2. Sustainable assets offer commercial returns. Evidence demonstrates that sustainable buildings are driving value in several ways. With unmet occupier demand for sustainable spaces, green premiums are achievable for the right specification. For example, in London we have seen average rental premiums of +11.6% for green-certified office stock (with a higher energy performance certificate and BREEAM rating).
There are also ways to create new sustainability-related income streams in existing assets. This is particularly the case for industrial, logistics and retail where clean energy can be produced onsite. This can generate additional revenue streams for owners.
3. Mounting costs from climate-related events. While the British weather might be unpredictable, we can predict that insurance costs for buildings will rise due to climate-related damage. In 2024, UK insurers paid out a record £585m for such damages. Though many companies have conducted climate risk assessments as part of their Task Force on Climate-related Financial Disclosures submissions, many have not translated these into action plans.
Mitigating physical climate risks can reduce insurance premiums or even safeguard a building from being uninsurable, while increasing tenant appeal. JLL research found that 45% of leading occupiers will only seek buildings resilient to climate events.
4. High energy costs. Energy costs significantly drive the sustainable investment business case, particularly for industrial occupiers. We have seen up to a third of total occupancy costs spent on energy, so in the context of the UK’s volatile energy prices, sustainable, low-energy retrofits make sense. Light-to-medium retrofits can achieve 10-40% energy savings, with many interventions offering attractive payback periods.
As ever, the question is who pays and who benefits (landlord or tenant), but increased collaboration through green leases should facilitate the conversation.
5. Security of supply. Critical infrastructure such as data centres, hospitals and laboratories require secure energy (and water) supply. There is an opportunity for asset owners and operators to develop a renewable component to that supply, for example onsite photovoltaics and battery storage.
The UK government’s commitment to generating “clean power” by 2030 necessitates a £40bn annual investment into renewable infrastructure. For investors there are potential gains from being ready to capitalise on this plan.
6. Ramping up on carbon reporting and disclosures. Reporting and disclosures are often seen as not delivering immediate value. However, transparency remains a strong driver for international capital investment and ensures companies are held to account for their environmental and social impacts.

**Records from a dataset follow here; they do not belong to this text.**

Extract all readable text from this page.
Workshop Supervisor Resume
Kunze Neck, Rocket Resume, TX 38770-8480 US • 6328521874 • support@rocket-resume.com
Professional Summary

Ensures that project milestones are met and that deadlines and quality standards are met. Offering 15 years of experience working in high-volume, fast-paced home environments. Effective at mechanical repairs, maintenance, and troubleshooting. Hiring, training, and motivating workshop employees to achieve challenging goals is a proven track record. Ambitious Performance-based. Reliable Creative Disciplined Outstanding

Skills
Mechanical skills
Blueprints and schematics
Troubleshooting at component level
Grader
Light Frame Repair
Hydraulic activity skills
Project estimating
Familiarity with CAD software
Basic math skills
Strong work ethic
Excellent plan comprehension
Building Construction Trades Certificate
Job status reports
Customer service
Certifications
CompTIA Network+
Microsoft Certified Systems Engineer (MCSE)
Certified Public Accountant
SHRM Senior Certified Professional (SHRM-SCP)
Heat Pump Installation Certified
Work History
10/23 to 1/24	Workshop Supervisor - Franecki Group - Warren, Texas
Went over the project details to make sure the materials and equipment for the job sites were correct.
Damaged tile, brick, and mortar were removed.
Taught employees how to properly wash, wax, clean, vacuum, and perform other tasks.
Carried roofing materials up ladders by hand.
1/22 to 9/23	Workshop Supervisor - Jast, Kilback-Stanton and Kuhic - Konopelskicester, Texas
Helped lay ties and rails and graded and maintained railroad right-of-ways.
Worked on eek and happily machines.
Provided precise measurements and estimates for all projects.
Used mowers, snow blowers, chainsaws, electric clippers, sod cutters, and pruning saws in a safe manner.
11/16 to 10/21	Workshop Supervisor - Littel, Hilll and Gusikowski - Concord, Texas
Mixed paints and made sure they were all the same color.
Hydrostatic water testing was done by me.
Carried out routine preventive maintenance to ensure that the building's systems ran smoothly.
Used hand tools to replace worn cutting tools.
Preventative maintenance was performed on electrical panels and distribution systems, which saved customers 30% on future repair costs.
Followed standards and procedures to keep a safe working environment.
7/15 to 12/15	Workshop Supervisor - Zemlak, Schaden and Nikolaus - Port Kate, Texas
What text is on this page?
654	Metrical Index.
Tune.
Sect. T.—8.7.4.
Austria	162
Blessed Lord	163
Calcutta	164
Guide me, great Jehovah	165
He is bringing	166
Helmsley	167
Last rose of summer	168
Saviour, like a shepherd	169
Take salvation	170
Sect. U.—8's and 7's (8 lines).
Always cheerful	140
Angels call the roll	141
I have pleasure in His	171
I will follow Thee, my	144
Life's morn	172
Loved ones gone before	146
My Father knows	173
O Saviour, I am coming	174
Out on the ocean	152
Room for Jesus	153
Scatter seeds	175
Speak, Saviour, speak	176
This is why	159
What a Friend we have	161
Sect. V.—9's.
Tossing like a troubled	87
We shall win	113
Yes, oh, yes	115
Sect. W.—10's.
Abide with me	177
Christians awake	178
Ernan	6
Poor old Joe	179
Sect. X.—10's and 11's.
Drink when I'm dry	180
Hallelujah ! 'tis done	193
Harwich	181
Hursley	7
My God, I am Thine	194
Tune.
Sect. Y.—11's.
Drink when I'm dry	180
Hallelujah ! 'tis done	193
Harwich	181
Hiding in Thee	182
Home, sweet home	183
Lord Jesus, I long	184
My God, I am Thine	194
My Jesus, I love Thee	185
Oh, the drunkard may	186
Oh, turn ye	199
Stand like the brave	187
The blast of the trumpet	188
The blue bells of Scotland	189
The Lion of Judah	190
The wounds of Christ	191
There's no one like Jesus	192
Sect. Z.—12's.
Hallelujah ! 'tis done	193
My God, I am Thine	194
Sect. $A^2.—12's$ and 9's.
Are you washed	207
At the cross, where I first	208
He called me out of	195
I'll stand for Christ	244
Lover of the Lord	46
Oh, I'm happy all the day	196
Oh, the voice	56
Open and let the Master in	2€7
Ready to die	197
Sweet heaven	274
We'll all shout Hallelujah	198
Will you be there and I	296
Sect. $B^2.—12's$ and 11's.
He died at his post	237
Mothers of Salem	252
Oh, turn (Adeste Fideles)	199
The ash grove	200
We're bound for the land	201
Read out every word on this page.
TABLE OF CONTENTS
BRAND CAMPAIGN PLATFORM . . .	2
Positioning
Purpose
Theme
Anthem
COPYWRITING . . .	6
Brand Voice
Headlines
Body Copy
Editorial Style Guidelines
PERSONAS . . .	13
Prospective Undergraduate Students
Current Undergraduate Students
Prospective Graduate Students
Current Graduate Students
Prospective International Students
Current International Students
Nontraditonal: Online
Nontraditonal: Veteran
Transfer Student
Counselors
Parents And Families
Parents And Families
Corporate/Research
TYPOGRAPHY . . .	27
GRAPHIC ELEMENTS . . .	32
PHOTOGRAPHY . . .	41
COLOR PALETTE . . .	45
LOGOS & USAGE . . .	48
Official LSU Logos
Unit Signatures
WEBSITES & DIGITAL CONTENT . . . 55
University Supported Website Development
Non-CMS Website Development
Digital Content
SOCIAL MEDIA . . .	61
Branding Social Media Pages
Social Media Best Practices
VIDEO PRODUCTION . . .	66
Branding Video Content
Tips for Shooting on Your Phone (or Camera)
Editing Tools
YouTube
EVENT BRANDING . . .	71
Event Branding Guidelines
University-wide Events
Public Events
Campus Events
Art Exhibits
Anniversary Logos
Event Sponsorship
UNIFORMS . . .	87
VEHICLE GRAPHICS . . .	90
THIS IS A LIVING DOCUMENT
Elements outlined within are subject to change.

The JLL GRETI index shows 84% of global real estate investment is in “highly transparent” markets. Ultimately, disclosures enhance our understanding of buildings and company activities, enabling focused investment efforts to maximise both commercial and sustainability returns.
Long-term thinking
The six fundamentals of this business case are grounded in the commercial value we can derive from sustainable real estate in the short to medium-term. However, we must not forget the long-term impacts of a changing climate, poor water quality and high air pollution – particularly in relation to our health and biodiversity loss.
Companies who can balance mitigating these longer-term impacts alongside investing in sustainable real estate transformation will thrive in a market that has an increasingly sophisticated approach to valuing sustainability.